What is known as the Spanish Colonial Period in the Philippines, between 1565 and 1898, was the beginning of a large wave of forced migration that brought Filipinos (as enslaved people and prisoners) to Mexico, Cuba, Colombia, Peru, and Panama, all under the colonial rule of the Viceroyalty of New Spain.
The Manila-Spanish Galleons were the trading ships that linked the Capital of the Viceroyalty (in Mexico City) to the territories collectively known as the Spanish East Indies.
"Reception of the Manila Galleon by the Chamorro in the Ladrones Islands, ca. 1590" English Translated Caption from the book "The Boxer Codex: Transcription and Translation of an Illustrated Late Sixteenth-Century Spanish Manuscript Concerning the Geography, History, and Ethnography of the Pacific, South-east and East Asia" by George Bryan Souza and Jeffrey Scott Turley.

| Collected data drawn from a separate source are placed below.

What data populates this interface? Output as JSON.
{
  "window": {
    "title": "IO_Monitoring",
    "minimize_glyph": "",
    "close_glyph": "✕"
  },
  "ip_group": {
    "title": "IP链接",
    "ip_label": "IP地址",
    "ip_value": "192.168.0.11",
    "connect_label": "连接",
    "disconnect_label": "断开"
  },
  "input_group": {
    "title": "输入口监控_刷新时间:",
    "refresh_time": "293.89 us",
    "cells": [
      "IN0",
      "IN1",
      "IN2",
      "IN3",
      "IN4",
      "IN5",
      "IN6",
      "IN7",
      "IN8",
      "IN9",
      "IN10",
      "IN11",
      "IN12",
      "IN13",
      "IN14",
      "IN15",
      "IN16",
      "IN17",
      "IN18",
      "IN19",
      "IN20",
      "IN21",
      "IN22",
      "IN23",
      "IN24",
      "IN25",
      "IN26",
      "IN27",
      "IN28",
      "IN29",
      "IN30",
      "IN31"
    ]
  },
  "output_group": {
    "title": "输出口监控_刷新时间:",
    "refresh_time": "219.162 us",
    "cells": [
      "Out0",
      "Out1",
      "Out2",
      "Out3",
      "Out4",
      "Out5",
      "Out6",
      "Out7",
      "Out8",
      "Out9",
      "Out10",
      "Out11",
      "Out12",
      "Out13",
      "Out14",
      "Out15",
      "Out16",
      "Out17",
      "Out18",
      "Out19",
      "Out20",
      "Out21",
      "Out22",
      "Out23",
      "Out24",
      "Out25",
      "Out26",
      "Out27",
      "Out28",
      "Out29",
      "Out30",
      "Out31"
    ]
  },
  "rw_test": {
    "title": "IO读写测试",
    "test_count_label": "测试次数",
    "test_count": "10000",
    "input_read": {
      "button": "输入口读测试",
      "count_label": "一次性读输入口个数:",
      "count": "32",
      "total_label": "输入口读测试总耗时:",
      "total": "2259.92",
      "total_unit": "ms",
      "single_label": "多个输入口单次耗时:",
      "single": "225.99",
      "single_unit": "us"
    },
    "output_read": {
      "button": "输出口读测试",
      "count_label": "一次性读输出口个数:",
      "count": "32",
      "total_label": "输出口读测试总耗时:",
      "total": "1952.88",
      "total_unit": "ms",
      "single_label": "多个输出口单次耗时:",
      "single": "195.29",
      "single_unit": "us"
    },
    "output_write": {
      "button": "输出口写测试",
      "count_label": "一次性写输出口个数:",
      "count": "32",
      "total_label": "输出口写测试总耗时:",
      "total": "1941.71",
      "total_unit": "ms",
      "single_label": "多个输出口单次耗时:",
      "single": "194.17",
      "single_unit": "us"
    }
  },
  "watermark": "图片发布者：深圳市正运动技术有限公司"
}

Image courtesy of Wikimedia Commons.
Each year, the Manila-Spanish Galleons made at least one or two round trips between the ports of Acapulco and Mexico, carrying with them all manner of items for trade. Goods such as porcelain, spices, silk, and per usual, human lives were spread out between the countries in exchange for silver and other resources.
The trade route, which lasted for 250 years, came to a crashing halt during the War of Independence when Mexico removed the Spanish empire from its land. This initial migration makes Filipinos the oldest Asian ethnic group in Latin America.
While that was the first wave of forced migration for Asians into Latin America, it wasn’t the last. During the 1800s, especially after 1834, the Dutch colonials forced thousands of mainly Asian men into indentured servitude. When the abolition of Black slavery in the Caribbean colonies was passed, the Dutch colonizers ran out of options to find forced human labor to build their settlements. They turned to Asian work.
Throughout history, the roads, railways, towns, and cities themselves have been built upon the backs of forced labor, indentured servitude, and slavery. The very structure America was built upon came at the sacrifice of Black, Indigenous, Latin, and Asian communities from across the globe. We honor the history of all of the people who built the land we rest upon today, no matter what land we rest on.
Currently, Asian Latin Americans comprise 1 percent of Latin America’s population, with a little over 4 million people spread among various countries.